With even the simplest AI machine learning (ML) framework and model at the ready, for example, IoT practitioners can solve two pressing problems: detecting anomalies and predicting desired outcomes.
GlobalData’s survey (see figure 1) shows that enterprise buyers are eager to do just that with 43% indicating that the best role for AI is to centrally automate and optimise business processes.
The problem lies within the idea of centralisation. Centralization is part and parcel to traditional BI analysis and reporting and traditional ideas like predictive modeling. Where AI is most vauable, however is at the edge.
IoT deployments need to employ tools like ML, not centrally, but at the edge, close to the device itself. And like today’s enterprise software, those analytics endeavours should be brief and to the point, and focused on solving specific challenges.
This is the same idea espoused by some branches of AI itself such as deep learning (DL), where the combination of numerous, smaller decision-making algorithms can give rise to a larger, seemingly intelligent system.

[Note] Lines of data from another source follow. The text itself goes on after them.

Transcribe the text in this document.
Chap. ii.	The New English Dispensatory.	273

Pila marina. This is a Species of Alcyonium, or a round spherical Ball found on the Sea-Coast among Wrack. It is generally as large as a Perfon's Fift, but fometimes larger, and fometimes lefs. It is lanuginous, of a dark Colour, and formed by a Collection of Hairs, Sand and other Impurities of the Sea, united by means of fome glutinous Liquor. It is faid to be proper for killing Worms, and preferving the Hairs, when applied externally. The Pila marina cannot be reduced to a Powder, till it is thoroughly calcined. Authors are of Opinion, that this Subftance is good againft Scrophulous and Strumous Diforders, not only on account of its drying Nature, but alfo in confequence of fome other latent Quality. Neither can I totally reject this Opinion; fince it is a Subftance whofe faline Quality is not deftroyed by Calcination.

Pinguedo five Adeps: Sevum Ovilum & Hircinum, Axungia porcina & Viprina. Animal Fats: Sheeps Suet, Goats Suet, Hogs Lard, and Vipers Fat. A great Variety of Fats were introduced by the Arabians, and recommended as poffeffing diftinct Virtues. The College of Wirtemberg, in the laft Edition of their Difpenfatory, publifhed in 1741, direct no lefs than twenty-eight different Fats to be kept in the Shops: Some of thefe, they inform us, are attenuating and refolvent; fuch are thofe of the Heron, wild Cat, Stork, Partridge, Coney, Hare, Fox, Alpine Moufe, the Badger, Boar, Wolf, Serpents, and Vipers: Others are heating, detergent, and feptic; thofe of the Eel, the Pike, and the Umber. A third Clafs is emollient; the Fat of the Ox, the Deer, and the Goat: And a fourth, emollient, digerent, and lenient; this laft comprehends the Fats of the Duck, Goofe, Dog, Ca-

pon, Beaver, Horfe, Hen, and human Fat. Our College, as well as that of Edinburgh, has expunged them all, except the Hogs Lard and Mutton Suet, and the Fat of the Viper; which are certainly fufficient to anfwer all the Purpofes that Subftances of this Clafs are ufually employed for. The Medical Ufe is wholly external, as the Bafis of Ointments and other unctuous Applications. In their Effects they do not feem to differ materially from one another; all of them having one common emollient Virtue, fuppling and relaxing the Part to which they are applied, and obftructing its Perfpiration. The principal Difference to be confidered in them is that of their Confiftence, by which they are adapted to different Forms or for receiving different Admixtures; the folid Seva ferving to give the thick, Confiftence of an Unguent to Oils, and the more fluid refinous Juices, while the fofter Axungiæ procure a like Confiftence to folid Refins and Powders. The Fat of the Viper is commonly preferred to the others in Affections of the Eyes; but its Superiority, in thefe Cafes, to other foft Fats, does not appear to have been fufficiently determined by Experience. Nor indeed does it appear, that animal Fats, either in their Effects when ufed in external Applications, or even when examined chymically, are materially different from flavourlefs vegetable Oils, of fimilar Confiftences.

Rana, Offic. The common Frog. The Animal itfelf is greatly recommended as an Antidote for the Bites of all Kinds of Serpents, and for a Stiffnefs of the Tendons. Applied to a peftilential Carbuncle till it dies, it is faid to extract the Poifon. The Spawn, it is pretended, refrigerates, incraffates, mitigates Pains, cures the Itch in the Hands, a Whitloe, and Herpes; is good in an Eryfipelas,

The idea is simple — avoid building an expensive monolithic analytics system centrally. Our advice, therefore, is that IoT buyers not only seek centralized, global visibility of the business but also local optimization via discrete, AI-driven outcomes.
This approach will not solve the full set of potential problems, but it is affordable and will have a direct and immediate impact on businesses, helping to prove the value of IoT one problem at a time.